A buzzer has gone off in my head and I lost my train of thought-though today I feel good writing. I’m not as hopped up on my medication as I was the other night. I don’t dare read that insanity-that’s what the STATE does for me.
Back to my first tangent-
Point I mean-
The white coat-I need one. I want Jenna to see me wearing it. She may think I’m the badest of bad with one on. I would be just like her father. Except not ASIAN, no, no I’m a white bread all American nutty as they say here behind the curtains.
I looked outside this morning to see a mountain of snow. Vast white landscape of wet just goes on as far as the eye can see. My white coat and I would vanish in the drifts of the frozen wasteland. They wouldn’t even know. Must think, how can this be my only idea.
I have been in this place for ……………………………………..five years one month fourteen days-hours mean nothing. That’s pretentious. With the exception of my stint out west last year. What a nightmare-Hermaphroditus didn’t like that too much.
The google-eyed bunch that stairs at me through the chicken wired glass has no idea what I’m capable of-though I’m sure they might considering that they read all of this gibberish. But inside is a world, so full of empty you could fit a lifetime into my mind. Lavender is the smell of my space between my ears.
I know this becuae I am told by Hermaphroditus that it’s IT’s favorite.

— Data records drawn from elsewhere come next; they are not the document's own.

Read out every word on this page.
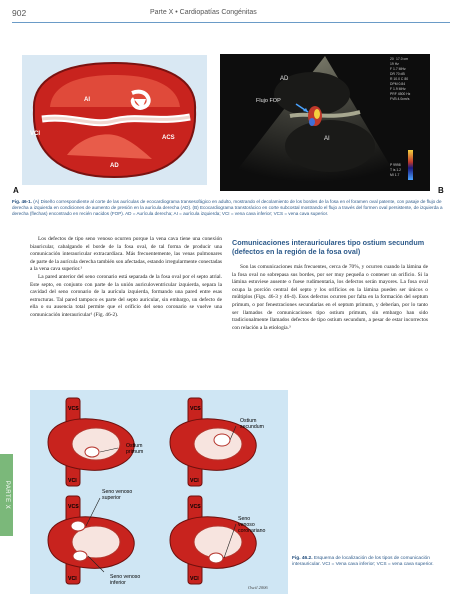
902	Parte X • Cardiopatías Congénitas
AI
VCI
ACS
AD
AD
Flujo FOP
AI
20 17.0 cm
19 Hz
F 1.7 MHz
DR 70 dB
R 10.0 C 80
DPM 0.84
F 1.9 MHz
PRF 4500 Hz
FVB 4.0cm/s
P 9998
T is 1.2
MI 1.7
A	B
Fig. 46-1. (A) Diseño correspondiente al corte de las aurículas de ecocardiograma transesofágico en adulto, mostrando el decolamiento de los bordes de la fosa en el foramen oval patente, con pasaje de flujo de derecha a izquierda en condiciones de aumento de presión en la aurícula derecha (AD). (B) Ecocardiograma transtorácico en corte subcostal mostrando el flujo a través del formen oval persistente, de izquierda a derecha (flechas) encontrado en recién nacidos (FOP). AD = Aurícula derecha; AI = aurícula izquierda; VCI = vena cava inferior; VCS = vena cava superior.

Los defectos de tipo seno venoso ocurren porque la vena cava tiene una conexión biauricular, cabalgando el borde de la fosa oval, de tal forma de producir una comunicación interauricular extracardíaca. Más frecuentemente, las venas pulmonares de parte de la aurícula derecha también son afectadas, estando irregularmente conectadas a la vena cava superior.¹

La pared anterior del seno coronario está separada de la fosa oval por el septo atrial. Este septo, en conjunto con parte de la unión auriculoventricular izquierda, separa la cavidad del seno coronario de la aurícula izquierda, formando una pared entre esas estructuras. Tal pared tampoco es parte del septo auricular, sin embargo, un defecto de ella o su ausencia total permite que el orificio del seno coronario se vuelve una comunicación interauricular¹ (Fig. 46-2).

Comunicaciones interauriculares tipo ostium secundum (defectos en la región de la fosa oval)

Son las comunicaciones más frecuentes, cerca de 70%, y ocurren cuando la lámina de la fosa oval no sobrepasa sus bordes, por ser muy pequeña o contener un orificio. Si la lámina estuviese ausente o fuese rudimentaria, los defectos serán mayores. La fosa oval ocupa la porción central del septo y los orificios en la lámina pueden ser únicos o múltiplos (Figs. 46-3 y 46-4). Esos defectos ocurren por falta en la formación del septum primum, o por fenestraciones secundarias en el septum primum, y deberían, por lo tanto ser llamados de comunicaciones tipo ostium primum, sin embargo han sido tradicionalmente llamados defectos de tipo ostium secundum, a pesar de estar incorrectos con relación a la etiología.³

VCS
VCI
VCS
VCI
VCS
VCI
VCS
VCI
Ostium
primum
Ostium
secundum
Seno venoso
superior
Seno venoso
inferior
Seno
venoso
coronariano
Oscil 2006
Fig. 46.2. Esquema de localización de los tipos de comunicación interauricular. VCI = Vena cava inferior; VCS = vena cava superior.
PARTE X
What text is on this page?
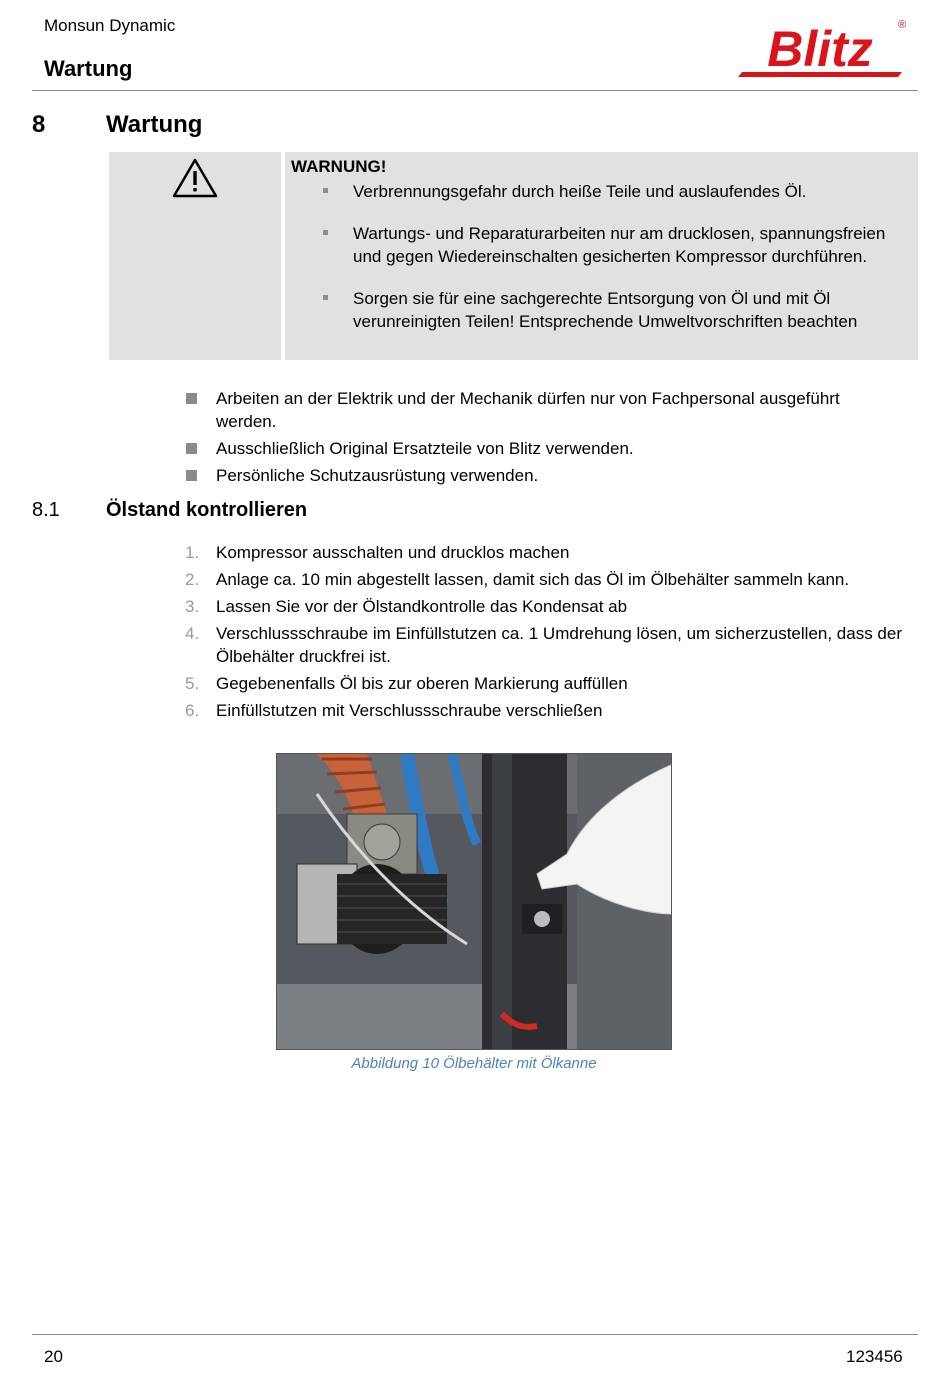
Monsun Dynamic
Wartung	Blitz ®
8	Wartung
WARNUNG!
Verbrennungsgefahr durch heiße Teile und auslaufendes Öl.
Wartungs- und Reparaturarbeiten nur am drucklosen, spannungsfreien und gegen Wiedereinschalten gesicherten Kompressor durchführen.
Sorgen sie für eine sachgerechte Entsorgung von Öl und mit Öl verunreinigten Teilen! Entsprechende Umweltvorschriften beachten
Arbeiten an der Elektrik und der Mechanik dürfen nur von Fachpersonal ausgeführt werden.
Ausschließlich Original Ersatzteile von Blitz verwenden.
Persönliche Schutzausrüstung verwenden.
8.1 Ölstand kontrollieren
1. Kompressor ausschalten und drucklos machen
2. Anlage ca. 10 min abgestellt lassen, damit sich das Öl im Ölbehälter sammeln kann.
3. Lassen Sie vor der Ölstandkontrolle das Kondensat ab
4. Verschlussschraube im Einfüllstutzen ca. 1 Umdrehung lösen, um sicherzustellen, dass der Ölbehälter druckfrei ist.
5. Gegebenenfalls Öl bis zur oberen Markierung auffüllen
6. Einfüllstutzen mit Verschlussschraube verschließen
Abbildung 10 Ölbehälter mit Ölkanne
20	123456
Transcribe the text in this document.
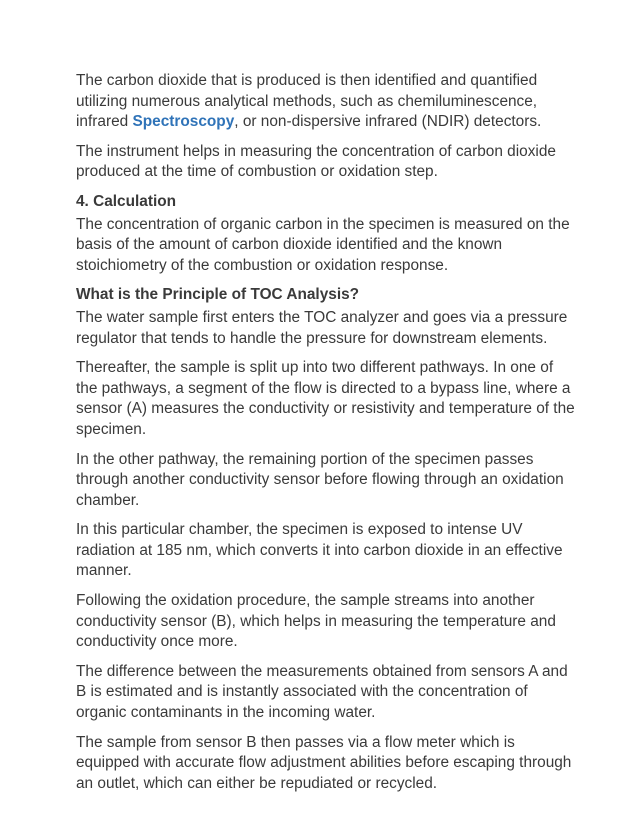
The carbon dioxide that is produced is then identified and quantified utilizing numerous analytical methods, such as chemiluminescence, infrared Spectroscopy, or non-dispersive infrared (NDIR) detectors.

The instrument helps in measuring the concentration of carbon dioxide produced at the time of combustion or oxidation step.

4. Calculation

The concentration of organic carbon in the specimen is measured on the basis of the amount of carbon dioxide identified and the known stoichiometry of the combustion or oxidation response.

What is the Principle of TOC Analysis?

The water sample first enters the TOC analyzer and goes via a pressure regulator that tends to handle the pressure for downstream elements.

Thereafter, the sample is split up into two different pathways. In one of the pathways, a segment of the flow is directed to a bypass line, where a sensor (A) measures the conductivity or resistivity and temperature of the specimen.

In the other pathway, the remaining portion of the specimen passes through another conductivity sensor before flowing through an oxidation chamber.

In this particular chamber, the specimen is exposed to intense UV radiation at 185 nm, which converts it into carbon dioxide in an effective manner.

Following the oxidation procedure, the sample streams into another conductivity sensor (B), which helps in measuring the temperature and conductivity once more.

The difference between the measurements obtained from sensors A and B is estimated and is instantly associated with the concentration of organic contaminants in the incoming water.

The sample from sensor B then passes via a flow meter which is equipped with accurate flow adjustment abilities before escaping through an outlet, which can either be repudiated or recycled.
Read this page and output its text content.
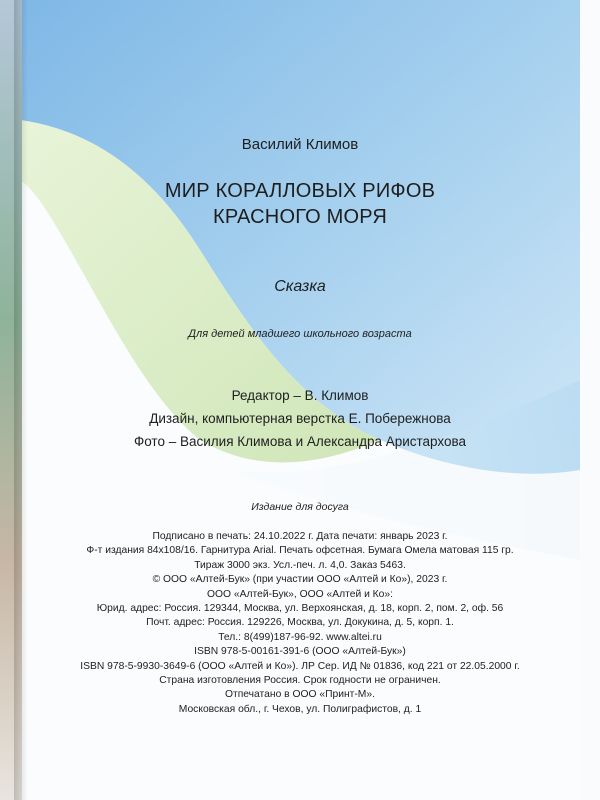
Василий Климов
МИР КОРАЛЛОВЫХ РИФОВ
КРАСНОГО МОРЯ
Сказка
Для детей младшего школьного возраста
Редактор – В. Климов
Дизайн, компьютерная верстка Е. Побережнова
Фото – Василия Климова и Александра Аристархова
Издание для досуга
Подписано в печать: 24.10.2022 г. Дата печати: январь 2023 г.
Ф-т издания 84х108/16. Гарнитура Arial. Печать офсетная. Бумага Омела матовая 115 гр.
Тираж 3000 экз. Усл.-печ. л. 4,0. Заказ 5463.
© ООО «Алтей-Бук» (при участии ООО «Алтей и Ко»), 2023 г.
ООО «Алтей-Бук», ООО «Алтей и Ко»:
Юрид. адрес: Россия. 129344, Москва, ул. Верхоянская, д. 18, корп. 2, пом. 2, оф. 56
Почт. адрес: Россия. 129226, Москва, ул. Докукина, д. 5, корп. 1.
Тел.: 8(499)187-96-92. www.altei.ru
ISBN 978-5-00161-391-6 (ООО «Алтей-Бук»)
ISBN 978-5-9930-3649-6 (ООО «Алтей и Ко»). ЛР Сер. ИД № 01836, код 221 от 22.05.2000 г.
Страна изготовления Россия. Срок годности не ограничен.
Отпечатано в ООО «Принт-М».
Московская обл., г. Чехов, ул. Полиграфистов, д. 1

How could an imaginary family member know that?
I’m a better speller without the rainbow colored of pills in my system. IN fact –nevermind.
It’s 830am my leg is cramped up. I have recess at 11am, I hope Francis is there today. He is always playing chess with himself. Some how his penis always beats him-ha!
Francis is a smart cookie-he can eat and shit correctly. Though the other bunch of apes in this place are not fans. I think it’s because he smells like baby powder. Who knows.
It’s 835am leaving my sanitarium to go for a walk in the drifts of insanity.